Fun hunt it looks like.


----------



## SDwaterfowler (Mar 2, 2006)

Nice job. I feel for you guys not being able to shoot ross and having to know it is a snow before pulling the trigger on the white ones. I imagine you could shoot a lot more birds if you didn't have to make absolutely sure that the white ones were snows before shooting.


----------



## bluebird (Feb 28, 2008)

Looks like a great time. What is the Limit up in the wonderfull place of Canada? :beer:


----------



## headshot (Oct 26, 2006)

The limit is 20 a day-60 possesion. It is difficult to ID the birds but the penalty is far too great to get careless. Usually we target the eagle heads but for some reason there aren't many blues in this area this spring. Not being able to shoot Ross geese adds a challenge to the spring hunt. :beer:


----------



## R&amp;B OUTFITTERS (Feb 25, 2004)

Good job headshot ,I am done for this spring. had 1 of the best springs ever lots of birds and decoyed very good but we had lots of juvies over here . and piles of rossies whitch where landing the decoys fun to watch
if nothing else.


----------



## rock7178 (Jan 18, 2005)

wow that stinks ya'll can't shoot rossies!! Looks like a couple good shoot though!

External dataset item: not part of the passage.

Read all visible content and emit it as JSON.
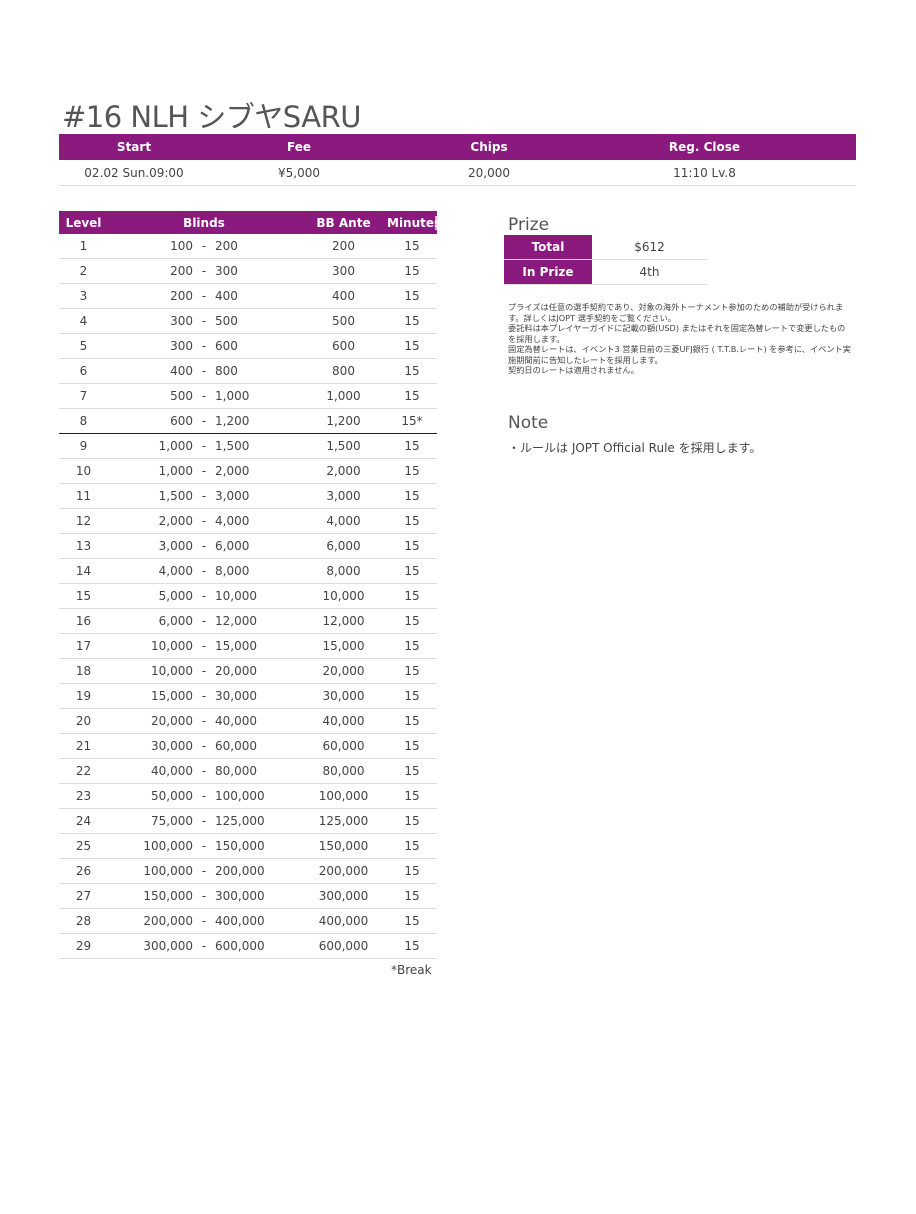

Nice job! :beer:


----------



## MNgrinder (Apr 1, 2009)

why cant you shoot ross geese?


----------



## teamshakeandbake (Oct 14, 2008)

The reason that there arent many blues like that in the area is because i have already shot them all when they came through south dakota :lol:


----------



## KEN W (Feb 22, 2002)

MNgrinder said:


> why cant you shoot ross geese?


They were not included in the Canadian conservation season regulations.A mistake by the Canadian wildlife Service.


----------



## H20-FowlHunter (Aug 8, 2008)

No the reason there arnt any blues by you is because they are over in Manitoba. Went up last weekend and on our first night hunt we got our limit of 100 birds. *87 of the 100 we shot were adult blues*. I don't know if it was the fact there was a green collared blue in that field or if there were more blues


----------